Kool Cats Photography

Artur Rosman - published on 02/16/14 - updated on 06/08/17

Why there can't be a Protestant sex abuse scandal like the one of the Catholic Church.

Have you heard anything about the abrupt break between Bob Jones University and sex abuse investigators they hired from GRACE (Godly Response to Abuse in the Christian Environment)?

Or, have you heard anything about the non-investigation of Bill Gothard—an evangelical home-schooling guru with allegations hanging over his head that would make Woody Allen blush?

Probably not.

After a single RNS report a week ago about the Bob Jones debacle the story finally “broke” yesterday in a handful major media outlets. On the other hand, Gothard continues to fly under the radar.

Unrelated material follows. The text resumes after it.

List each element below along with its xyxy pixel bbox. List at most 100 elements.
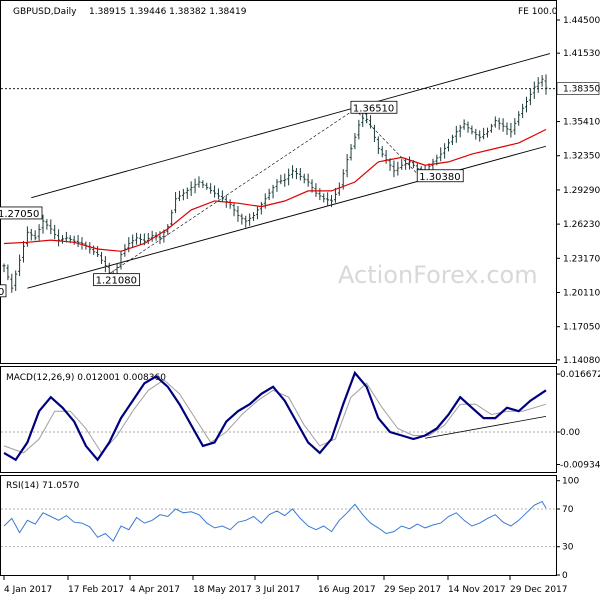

Now you might think that Catholic sex scandals are structurally different from Evangelical scandals because they involve more people than Protestant sex scandals. This is both true and false.

Catholic scandals involve more people because whenever any one person commits a crime a hierarchy gets involved, potentially all the way up to the pope.

Protestant scandals usually involve one pastor who is the ultimate authority for a congregation. Perhaps not too paradoxically, their victims might be much more numerous.

Let me explain.

I recently gave a talk about the Catholic imagination. The work I’ve done on the topic grows out of writing my dissertation on the poetry of a Polish Nobelist, the poet Czeslaw Milosz. Part of my argument circles around showing how difficult it is for a mostly post-Protestant audience to wrap their minds around the work of a poet whose work grows out of his Catholic intellectual scaffolding.  (The other part of my argument is concerned with showing how the study of literature is a royal road into understanding theology, but I’ll save that for another day.)

At the most basic level the Catholic imagination is analogical, meaning, it looks for similarities between humanity and God by stressing the immanence of God in creation, and it tends to trust social structures as good if flawed. It’s all or nothing.

On the other hand, the Protestant imagination stresses the difference between God and his creation by putting accent on the transcendence of God. The unmediated relationship between the believer and his or her God results in a tendency to suspect social structures of being destructive of the individual. It’s nothing or all.